= John Murray Prain =

Lieutenant Colonel John Murray Prain (1902–1985) was a British Yeomanry officer in the Second World War and prominent Scottish businessman.

==Family life==
He lived at Longrigg, St. Andrews, Fife, Scotland and married Lorina Helen Elspeth Skene. They had two children, Philip James Murray Prain (born November 1936) and Tessa Helen Murray Prain (born 28 January 1940).

==Education and early life==
Educated at Charterhouse and Clare College, University of Cambridge.

==Military service==
Commissioned into the Cupar Section of the Fife and Forfar Yeomanry which was part of the Territorial Army and by 1935 he was a captain.

Mobilized to serve in World War II, he saw action with his Regiment in Belgium and France in 1940 as part of the BEF. He commanded his regiment during the retreat to Dunkirk, after the commanding officer had been killed. He was wounded in action in France, 1940 and awarded the DSO the same year.

He was transferred to Special Operations Executive (SOE) in 1941, where he stayed for two years before taking a post as General Staff Officer from 1943 to 1944.

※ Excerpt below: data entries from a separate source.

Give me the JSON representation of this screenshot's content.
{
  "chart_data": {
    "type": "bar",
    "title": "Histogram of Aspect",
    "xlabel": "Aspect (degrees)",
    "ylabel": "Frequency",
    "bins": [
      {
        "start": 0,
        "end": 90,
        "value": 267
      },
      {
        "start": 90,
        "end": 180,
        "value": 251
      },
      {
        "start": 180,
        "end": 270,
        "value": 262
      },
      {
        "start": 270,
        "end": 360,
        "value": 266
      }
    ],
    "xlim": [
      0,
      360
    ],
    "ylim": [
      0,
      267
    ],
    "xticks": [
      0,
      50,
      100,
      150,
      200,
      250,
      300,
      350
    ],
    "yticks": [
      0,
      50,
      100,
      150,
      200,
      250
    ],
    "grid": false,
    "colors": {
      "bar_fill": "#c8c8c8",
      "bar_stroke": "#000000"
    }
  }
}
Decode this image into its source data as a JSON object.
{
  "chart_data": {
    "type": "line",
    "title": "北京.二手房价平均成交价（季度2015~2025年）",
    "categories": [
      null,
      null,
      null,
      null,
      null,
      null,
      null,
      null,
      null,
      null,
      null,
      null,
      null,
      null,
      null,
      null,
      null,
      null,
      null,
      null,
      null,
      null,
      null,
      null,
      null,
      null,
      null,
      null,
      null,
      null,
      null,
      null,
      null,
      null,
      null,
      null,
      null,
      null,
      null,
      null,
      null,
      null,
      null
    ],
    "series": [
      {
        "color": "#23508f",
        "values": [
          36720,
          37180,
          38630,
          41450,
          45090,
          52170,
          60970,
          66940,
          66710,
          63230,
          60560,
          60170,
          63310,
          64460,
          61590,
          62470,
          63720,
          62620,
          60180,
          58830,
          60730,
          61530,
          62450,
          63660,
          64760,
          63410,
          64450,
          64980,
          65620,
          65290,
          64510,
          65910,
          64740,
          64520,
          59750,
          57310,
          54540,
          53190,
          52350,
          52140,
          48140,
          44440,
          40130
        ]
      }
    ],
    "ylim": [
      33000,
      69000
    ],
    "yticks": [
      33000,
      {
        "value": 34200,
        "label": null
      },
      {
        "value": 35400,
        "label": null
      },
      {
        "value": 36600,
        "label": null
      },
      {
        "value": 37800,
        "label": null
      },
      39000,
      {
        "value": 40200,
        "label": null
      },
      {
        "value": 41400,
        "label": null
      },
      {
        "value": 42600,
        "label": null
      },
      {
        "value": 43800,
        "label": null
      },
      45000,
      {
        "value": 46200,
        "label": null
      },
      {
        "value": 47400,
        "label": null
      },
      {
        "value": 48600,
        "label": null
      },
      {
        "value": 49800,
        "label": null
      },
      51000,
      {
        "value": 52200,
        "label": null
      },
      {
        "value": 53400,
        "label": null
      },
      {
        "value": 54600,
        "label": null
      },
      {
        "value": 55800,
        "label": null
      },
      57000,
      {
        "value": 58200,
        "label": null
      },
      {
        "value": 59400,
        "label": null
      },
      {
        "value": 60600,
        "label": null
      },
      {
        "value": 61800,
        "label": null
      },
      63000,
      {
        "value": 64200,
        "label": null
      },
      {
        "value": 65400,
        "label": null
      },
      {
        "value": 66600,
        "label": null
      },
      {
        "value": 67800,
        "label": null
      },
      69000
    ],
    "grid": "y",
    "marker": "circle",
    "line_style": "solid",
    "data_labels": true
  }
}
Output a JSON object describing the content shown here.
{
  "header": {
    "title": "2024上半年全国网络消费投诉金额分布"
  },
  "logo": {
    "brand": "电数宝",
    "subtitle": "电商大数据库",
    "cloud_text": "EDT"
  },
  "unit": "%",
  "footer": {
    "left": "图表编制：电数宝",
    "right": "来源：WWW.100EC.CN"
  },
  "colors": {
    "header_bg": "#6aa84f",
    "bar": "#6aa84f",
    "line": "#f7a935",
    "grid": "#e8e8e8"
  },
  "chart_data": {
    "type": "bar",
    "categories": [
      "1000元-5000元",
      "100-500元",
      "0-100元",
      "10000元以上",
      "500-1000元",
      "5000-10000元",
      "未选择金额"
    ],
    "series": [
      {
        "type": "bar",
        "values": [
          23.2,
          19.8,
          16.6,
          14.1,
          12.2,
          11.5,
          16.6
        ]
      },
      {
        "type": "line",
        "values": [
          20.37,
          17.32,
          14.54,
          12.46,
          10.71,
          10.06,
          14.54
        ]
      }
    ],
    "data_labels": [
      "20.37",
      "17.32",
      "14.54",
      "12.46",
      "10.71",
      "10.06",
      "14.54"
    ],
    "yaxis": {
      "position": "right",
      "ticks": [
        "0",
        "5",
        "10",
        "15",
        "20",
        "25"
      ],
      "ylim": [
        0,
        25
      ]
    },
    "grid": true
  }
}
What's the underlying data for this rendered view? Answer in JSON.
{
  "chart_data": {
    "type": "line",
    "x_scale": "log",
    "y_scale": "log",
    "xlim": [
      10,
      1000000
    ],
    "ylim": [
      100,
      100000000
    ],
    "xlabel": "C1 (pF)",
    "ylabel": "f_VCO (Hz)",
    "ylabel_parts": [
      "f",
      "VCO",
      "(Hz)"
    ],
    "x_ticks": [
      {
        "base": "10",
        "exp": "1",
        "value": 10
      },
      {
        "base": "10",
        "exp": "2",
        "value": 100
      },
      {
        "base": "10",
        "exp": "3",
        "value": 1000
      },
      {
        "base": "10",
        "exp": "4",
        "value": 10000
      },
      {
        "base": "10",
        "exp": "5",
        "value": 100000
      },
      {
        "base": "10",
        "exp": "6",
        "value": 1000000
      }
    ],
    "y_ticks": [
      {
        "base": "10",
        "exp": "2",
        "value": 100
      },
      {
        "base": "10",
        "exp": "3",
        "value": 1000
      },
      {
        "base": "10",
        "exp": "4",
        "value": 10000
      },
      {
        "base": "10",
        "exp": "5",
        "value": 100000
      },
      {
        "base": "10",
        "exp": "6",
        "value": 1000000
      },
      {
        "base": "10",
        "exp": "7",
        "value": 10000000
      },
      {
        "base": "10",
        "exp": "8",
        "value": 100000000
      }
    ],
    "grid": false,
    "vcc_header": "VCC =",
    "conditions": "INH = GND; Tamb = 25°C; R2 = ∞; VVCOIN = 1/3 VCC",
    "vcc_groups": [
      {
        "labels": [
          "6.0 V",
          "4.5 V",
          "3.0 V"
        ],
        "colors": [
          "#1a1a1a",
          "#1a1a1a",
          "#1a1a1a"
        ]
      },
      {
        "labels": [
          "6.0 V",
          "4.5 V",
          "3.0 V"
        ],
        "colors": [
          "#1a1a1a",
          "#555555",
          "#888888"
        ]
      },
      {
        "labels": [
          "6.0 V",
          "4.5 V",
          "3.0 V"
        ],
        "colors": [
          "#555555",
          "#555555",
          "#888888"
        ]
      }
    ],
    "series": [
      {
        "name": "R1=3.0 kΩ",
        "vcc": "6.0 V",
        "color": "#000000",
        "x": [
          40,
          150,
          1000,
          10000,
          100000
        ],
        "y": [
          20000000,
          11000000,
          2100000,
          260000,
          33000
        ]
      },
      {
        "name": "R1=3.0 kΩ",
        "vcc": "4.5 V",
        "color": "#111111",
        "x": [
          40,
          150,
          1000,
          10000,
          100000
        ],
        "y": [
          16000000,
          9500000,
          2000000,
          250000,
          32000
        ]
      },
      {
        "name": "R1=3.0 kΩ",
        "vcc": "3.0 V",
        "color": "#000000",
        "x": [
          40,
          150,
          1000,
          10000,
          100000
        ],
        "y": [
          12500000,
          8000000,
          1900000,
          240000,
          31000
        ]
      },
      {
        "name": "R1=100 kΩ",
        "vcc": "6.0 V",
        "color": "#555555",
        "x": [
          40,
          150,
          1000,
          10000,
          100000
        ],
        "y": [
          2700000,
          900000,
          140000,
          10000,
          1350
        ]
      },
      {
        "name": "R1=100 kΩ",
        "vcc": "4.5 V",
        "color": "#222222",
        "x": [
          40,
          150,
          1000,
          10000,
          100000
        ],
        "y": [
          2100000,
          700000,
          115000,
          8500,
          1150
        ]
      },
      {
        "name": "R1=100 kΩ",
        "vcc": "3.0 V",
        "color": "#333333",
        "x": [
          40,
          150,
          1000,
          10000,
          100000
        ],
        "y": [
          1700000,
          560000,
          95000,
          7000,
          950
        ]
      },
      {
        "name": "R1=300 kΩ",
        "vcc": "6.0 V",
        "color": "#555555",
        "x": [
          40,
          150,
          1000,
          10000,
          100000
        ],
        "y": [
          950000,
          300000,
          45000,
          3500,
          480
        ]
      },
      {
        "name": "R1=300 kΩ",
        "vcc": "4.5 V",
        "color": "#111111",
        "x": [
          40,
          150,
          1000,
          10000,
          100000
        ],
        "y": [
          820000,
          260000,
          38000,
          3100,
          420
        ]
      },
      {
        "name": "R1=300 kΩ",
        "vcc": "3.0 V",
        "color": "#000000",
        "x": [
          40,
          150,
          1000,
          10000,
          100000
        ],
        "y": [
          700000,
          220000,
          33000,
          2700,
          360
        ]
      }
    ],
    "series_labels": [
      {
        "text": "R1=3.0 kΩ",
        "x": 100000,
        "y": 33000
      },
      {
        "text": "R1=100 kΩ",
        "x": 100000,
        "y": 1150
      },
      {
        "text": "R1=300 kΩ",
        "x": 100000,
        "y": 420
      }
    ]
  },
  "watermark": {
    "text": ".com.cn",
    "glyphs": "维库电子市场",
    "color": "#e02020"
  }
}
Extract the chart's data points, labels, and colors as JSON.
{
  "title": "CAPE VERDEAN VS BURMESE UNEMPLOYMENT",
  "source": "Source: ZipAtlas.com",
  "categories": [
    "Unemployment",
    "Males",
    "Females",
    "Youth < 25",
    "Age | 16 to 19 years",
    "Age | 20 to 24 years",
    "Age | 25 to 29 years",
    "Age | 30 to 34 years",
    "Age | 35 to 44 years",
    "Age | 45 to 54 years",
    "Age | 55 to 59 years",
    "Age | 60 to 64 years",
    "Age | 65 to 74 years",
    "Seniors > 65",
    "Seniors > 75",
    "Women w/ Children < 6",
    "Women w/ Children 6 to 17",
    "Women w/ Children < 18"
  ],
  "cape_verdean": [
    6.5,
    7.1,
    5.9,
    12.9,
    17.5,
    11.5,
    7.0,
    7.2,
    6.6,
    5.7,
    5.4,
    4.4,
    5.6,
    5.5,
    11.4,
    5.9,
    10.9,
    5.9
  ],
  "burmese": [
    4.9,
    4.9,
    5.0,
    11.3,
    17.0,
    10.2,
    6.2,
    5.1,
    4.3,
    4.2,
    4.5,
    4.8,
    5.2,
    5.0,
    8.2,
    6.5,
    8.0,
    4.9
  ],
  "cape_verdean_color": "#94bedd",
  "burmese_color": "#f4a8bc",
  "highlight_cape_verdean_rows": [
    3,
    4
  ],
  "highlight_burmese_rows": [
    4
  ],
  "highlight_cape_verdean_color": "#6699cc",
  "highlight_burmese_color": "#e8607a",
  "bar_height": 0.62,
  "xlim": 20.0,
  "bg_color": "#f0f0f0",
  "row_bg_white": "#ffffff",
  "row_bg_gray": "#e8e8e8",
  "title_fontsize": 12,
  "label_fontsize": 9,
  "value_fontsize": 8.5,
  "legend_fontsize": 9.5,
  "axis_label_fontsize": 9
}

He was awarded Territorial Decoration, 1943 and promoted to Lt Col. With his first command being the Royal Armoured Corps Officer Cadet Training Unit at the Royal Military College Sandhurst, 1944–1945.

He returned to his Regiment the Fife and Forfar Yeomanry after the war and eventually commanded it as until 1948 as a Territorial Army officer while he began his business career.

==Business career==
He started his business career with the long-established family firm of James Prain & Sons, jute manufacturers in Dundee. He spent much time working in a voluntary capacity assisting with business arbitration courts and the promotion of British industry

He worked for the following companies:
- Chairman, James Prain and Sons Ltd, Dundee, until 1956
- Member, Jute Working Party, 1946–1948
- Member, Scottish Committee, Industrial and Commercial Finance Corporation, 1946–1955
- Vice Chairman, Caird (Dundee) Ltd, 1956–1964
- Director, Tayside Floorcloth Company Ltd, 1946–1969
- Director, Alliance Trust Company Ltd, 1946–1973
- Chairman, Jute Importers Association, 1947–1949
- Director, The Scottish Life Assurance Company Ltd, 1949–1972
- Chairman, Association of Jute Spinners and Manufacturers, 1950–1952
- Part-time Member, Scottish Gas Board, 1952–1956
- Director, Royal Bank of Scotland, 1955–1971

==Other Positions Held==
- Member, Employers' Panel, Industrial Court, 1959–1971
- Member, Industrial Arbitration Board, 1971–1972
- Chairman, Dundee District Committee, Scottish Board for Industry, 1948–1962
- Member, Employers' Panel, Industrial Disputes Tribunal, 1952–1959

==Honours and Titles==
He was decorated with the award of Companion of the Distinguished Service Order (DSO).
He was invested as an Officer in the Order of the British Empire (OBE) in 1956.
He held the office of Deputy Lieutenant (DL) in the County of Fife from 1958.
Member of Queen's Bodyguard for Scotland, the Royal Company of Archers.
Honorary President, Fife and Kinross Area Council, Royal British Legion (Scotland).